- Born: March 5, 1957 (age 69) Flint, Michigan, United States
- Education: University of Toledo, Central Michigan University, University of Wyoming
- Known for: Winner and loser effects, Mate competition, Hormonal effects on behavior and reproduction, Parthenogenesis in snakes
- Scientific career
- Fields: Evolutionary biology, Herpetology
- Workplaces: Arizona State University West, Georgia State University, Zoo Atlanta, The Copperhead Institute
- Doctoral advisor: David Duvall and James Rose

= Gordon W. Schuett =

American evolutionary ecologist (born 1957)

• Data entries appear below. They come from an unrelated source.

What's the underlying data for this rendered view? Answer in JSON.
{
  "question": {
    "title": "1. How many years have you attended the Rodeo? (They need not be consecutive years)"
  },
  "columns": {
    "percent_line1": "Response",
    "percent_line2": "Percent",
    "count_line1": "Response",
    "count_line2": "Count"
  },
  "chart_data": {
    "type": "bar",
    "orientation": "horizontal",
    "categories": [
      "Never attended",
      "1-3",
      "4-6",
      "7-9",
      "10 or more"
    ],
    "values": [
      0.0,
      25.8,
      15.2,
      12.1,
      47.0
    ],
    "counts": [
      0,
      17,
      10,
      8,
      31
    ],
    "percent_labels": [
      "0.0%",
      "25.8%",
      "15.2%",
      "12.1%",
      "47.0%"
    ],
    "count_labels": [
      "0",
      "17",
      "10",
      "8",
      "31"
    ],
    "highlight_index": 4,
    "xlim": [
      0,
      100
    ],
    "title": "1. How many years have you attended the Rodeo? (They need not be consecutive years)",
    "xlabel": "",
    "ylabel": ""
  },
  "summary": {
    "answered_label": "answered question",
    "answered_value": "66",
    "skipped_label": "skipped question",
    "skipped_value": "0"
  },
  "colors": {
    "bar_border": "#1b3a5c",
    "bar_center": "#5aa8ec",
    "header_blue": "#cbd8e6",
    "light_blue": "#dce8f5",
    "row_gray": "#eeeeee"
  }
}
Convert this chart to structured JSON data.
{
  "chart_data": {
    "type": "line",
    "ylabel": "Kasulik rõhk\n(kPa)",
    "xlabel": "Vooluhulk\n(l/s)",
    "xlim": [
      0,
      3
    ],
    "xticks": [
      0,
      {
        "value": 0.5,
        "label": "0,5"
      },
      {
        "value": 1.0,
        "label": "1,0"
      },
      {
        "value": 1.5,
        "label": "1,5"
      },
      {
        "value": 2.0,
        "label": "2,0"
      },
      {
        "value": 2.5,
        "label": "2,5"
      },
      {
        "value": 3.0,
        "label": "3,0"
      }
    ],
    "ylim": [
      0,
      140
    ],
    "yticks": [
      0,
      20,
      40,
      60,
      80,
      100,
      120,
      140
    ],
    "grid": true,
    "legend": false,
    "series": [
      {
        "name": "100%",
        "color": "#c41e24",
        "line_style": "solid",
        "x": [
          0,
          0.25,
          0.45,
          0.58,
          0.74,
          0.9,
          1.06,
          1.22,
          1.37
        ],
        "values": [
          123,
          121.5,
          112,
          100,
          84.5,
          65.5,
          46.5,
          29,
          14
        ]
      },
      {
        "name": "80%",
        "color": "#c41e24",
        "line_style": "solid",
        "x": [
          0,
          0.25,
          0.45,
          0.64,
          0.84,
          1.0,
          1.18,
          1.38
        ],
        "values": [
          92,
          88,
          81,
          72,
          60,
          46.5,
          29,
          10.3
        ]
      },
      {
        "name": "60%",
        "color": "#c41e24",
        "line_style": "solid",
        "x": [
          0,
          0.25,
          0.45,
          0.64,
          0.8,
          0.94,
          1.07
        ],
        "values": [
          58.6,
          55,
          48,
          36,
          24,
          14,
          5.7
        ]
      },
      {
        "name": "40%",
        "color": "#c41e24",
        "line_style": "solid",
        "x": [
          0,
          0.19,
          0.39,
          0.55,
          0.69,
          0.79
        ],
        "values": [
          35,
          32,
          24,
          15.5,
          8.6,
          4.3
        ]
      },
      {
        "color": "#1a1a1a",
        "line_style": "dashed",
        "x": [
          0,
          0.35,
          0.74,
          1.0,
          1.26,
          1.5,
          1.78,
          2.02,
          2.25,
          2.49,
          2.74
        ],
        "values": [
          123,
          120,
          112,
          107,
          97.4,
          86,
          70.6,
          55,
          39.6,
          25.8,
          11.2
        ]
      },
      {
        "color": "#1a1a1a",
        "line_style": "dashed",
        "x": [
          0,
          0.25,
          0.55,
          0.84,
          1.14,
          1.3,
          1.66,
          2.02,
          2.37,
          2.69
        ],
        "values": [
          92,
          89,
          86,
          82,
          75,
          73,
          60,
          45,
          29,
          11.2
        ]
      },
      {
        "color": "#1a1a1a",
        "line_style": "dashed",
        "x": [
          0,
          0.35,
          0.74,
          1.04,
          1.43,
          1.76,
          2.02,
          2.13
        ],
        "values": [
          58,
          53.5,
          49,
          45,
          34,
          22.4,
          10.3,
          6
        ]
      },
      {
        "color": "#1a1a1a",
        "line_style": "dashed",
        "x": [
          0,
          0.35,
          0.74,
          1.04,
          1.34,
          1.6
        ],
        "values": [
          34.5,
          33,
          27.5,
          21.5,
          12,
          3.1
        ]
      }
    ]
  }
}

Gordon W. Schuett (born March 5, 1957) is an American evolutionary ecologist who has conducted extensive research on reptiles. His work has focused primarily on snakes, but he has also published on turtles, lizards and amphibians. His most significant contributions have been to the studies of hormonal control of reproduction and behavior, winner-loser effects, long-term sperm storage, mate competition, and parthenogenesis.

==Biography==

===Graduate research===
Schuett received a master's degree in biology from Central Michigan University in 1986, under the academic guidance of James C. Gillingham. His 88-page thesis was titled "Selected Topics on Reproduction in the Copperhead, Agkistrodon contortrix (Serpentes, Viperidae)". Schuett then attended The University of Wyoming where he earned his Ph.D. in 1994 under the mentorship of David Duvall and James D. Rose. His dissertation, titled "Determinants of Fighting Success in Male Copperheads (Serpentes, Viperidae)," was a major contribution to the field of animal behavior and has since been featured in text books

===Postdoctoral research===
After finishing his Ph.D., Schuett took a 1-year postdoctoral position under William Murdoch (University of Wyoming) studying hormone levels in both male and female copperheads during reproduction and male-male agonistic bouts. In 1993, he earned a 2-year postdoctoral position at Arizona State University. While there he successfully applied for an assistant professorship. Schuett has subsequently held positions at Georgia State University and Zoo Atlanta. Since 2003, Schuett has been an adjunct professor of biology at Georgia State University.

===Publications===
Schuett has published over 120 peer-reviewed journal articles, 21 peer-reviewed book chapters, and more than 25 popular magazine articles, and he coauthored a zoology laboratory manual. Schuett has served as conference co-organizer and chief editor for two peer-reviewed scholarly volumes, Biology of the Vipers, which has been made available online, and The Rattlesnakes of Arizona, some of which has been released online by individual authors. He coauthored the popular book Rattlesnakes of the Grand Canyon and was the founding editor of the journal Herpetological Natural History.